2. Nosso próximo ponto a considerar é que o arrependimento procede do sincero temor de Deus. Antes que o coração de um pecador seja movido ao arrependimento, ele precisa ser despertado por pensamentos sobre o julgamento divino.
Quando o coração está totalmente convicto de que Deus um dia subirá ao tribunal para exigir uma prestação de contas de todas as nossas palavras e ações, a consciência não deixará o miserável homem em paz por um momento sequer, e sim continuamente o concitará a mudar o curso da sua vida de tal modo que possa ficar em pé diante daquele julgamento.
Por isso as Escrituras, quando exortam ao arrependimento, freqüentemente fazem menção do julgamento, como na passagem à qual já nos referimos, "Para que o meu furor não saia como fogo, e arda, e não haja quem o apague, por causa da malícia das vossas obras" (Jer. 4:4). E visto que a conversão verdadeira começa com o pavor e o medo do pecado, o apóstolo Paulo fala de tristeza do tipo piedoso (literalmente, "tristeza segundo Deus"), como a causa do arrependimento (2 Cor. 7:10). Esta tristeza não apenas tem medo do castigo, como também odeia e aborrece o próprio pecado, porque desagrada a Deus.

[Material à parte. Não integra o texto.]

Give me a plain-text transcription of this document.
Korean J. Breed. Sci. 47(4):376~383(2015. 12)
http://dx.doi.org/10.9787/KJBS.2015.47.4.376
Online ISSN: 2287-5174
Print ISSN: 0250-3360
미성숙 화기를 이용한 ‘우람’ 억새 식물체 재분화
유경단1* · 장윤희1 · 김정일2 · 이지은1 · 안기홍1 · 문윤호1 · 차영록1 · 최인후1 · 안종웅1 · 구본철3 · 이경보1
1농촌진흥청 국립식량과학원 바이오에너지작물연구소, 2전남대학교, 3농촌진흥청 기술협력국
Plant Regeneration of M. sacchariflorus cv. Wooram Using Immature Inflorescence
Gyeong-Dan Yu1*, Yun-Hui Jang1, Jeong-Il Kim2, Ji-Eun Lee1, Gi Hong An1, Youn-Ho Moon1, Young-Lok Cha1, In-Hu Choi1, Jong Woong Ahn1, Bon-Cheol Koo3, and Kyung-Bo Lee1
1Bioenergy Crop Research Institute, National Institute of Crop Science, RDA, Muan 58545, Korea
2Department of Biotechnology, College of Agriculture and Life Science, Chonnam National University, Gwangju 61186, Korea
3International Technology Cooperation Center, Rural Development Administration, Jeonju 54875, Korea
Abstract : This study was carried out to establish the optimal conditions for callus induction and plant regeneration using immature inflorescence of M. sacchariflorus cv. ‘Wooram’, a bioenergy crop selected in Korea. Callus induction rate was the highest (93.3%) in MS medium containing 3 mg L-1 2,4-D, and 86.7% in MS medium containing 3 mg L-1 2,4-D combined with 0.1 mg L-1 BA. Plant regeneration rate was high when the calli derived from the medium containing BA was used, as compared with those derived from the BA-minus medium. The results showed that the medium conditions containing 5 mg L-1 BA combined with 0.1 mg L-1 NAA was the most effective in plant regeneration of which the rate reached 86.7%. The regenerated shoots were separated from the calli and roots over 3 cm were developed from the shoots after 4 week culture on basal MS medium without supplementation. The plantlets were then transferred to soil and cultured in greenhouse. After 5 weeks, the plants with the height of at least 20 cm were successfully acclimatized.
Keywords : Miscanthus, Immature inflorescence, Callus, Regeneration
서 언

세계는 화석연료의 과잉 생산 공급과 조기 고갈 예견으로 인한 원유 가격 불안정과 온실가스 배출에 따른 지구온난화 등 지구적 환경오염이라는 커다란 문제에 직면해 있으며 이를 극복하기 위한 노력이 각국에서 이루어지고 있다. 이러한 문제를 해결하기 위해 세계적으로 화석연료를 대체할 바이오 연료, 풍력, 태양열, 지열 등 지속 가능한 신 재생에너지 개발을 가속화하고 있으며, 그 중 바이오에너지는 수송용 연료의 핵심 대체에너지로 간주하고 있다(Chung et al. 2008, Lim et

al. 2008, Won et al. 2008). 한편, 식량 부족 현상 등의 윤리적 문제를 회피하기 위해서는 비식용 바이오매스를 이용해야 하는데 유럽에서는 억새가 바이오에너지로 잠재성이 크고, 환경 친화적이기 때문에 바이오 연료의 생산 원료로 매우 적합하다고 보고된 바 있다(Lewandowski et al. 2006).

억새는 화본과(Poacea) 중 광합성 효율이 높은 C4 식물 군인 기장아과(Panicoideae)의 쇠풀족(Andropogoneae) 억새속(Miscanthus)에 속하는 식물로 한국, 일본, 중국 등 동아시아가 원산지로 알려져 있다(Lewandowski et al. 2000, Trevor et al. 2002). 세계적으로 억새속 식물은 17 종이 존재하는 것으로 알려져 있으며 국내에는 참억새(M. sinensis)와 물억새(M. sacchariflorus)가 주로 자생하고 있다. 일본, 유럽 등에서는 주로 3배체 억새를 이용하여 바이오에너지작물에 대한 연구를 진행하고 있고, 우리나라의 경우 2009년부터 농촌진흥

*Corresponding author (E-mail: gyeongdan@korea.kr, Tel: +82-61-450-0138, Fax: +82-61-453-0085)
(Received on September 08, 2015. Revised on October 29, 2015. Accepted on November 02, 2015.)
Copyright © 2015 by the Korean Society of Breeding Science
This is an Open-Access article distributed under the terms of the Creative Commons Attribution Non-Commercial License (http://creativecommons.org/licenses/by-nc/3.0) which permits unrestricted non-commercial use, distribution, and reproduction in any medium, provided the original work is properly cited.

3. Em terceiro lugar, devemos explicar a declaração que o arrependimento consiste em duas partes, a saber, a mortificação da carne e a renovação do espírito do entendimento. Este fato é claramente expresso pelo salmista com palavras tais como estas: "Aparta-te do mal, e pratica o que é bom" (Sal. 34:14) e pelo profeta: "Lavai-vos, purificai-vos, tirai a maldade de vossos atos de diante dos meus olhos; cessai de fazer o mal. Aprendei a fazer o bem; atendei à justiça, repreendei ao opressor" (Is. 1:16-17).
Quando, dessa forma, eles chamam os homens de volta dos maus caminhos, exigem a completa mortificação da carne, porque ela está cheia de maldade e perversidade, pois o pendor da carne é inimizade contra Deus (Rom. 8:7). O segundo aspecto do arrependimento, a saber, a renovação do espírito do entendimento, é demonstrada pelos frutos que dele brotam — a justiça, o juízo e a misericórdia. É levado a efeito pelo poder do Espírito de Deus, que de tal maneira instila Sua santidade em nossos corações, e assim os enche de novos pensamentos e afeições, que podem ser corretamente considerados novos corações.
Tudo isto nos vem pela união com Cristo, pois se verdadeiramente participamos da Sua morte, nosso velho homem é crucificado pela virtude dela; e se participarmos da Sua ressurreição, somos despertados por ela para novidade de vida.
Esse arrependimento não é questão de um momento, de um dia, ou de um ano; dura a vida inteira, e não há isenção desta guerra senão na morte.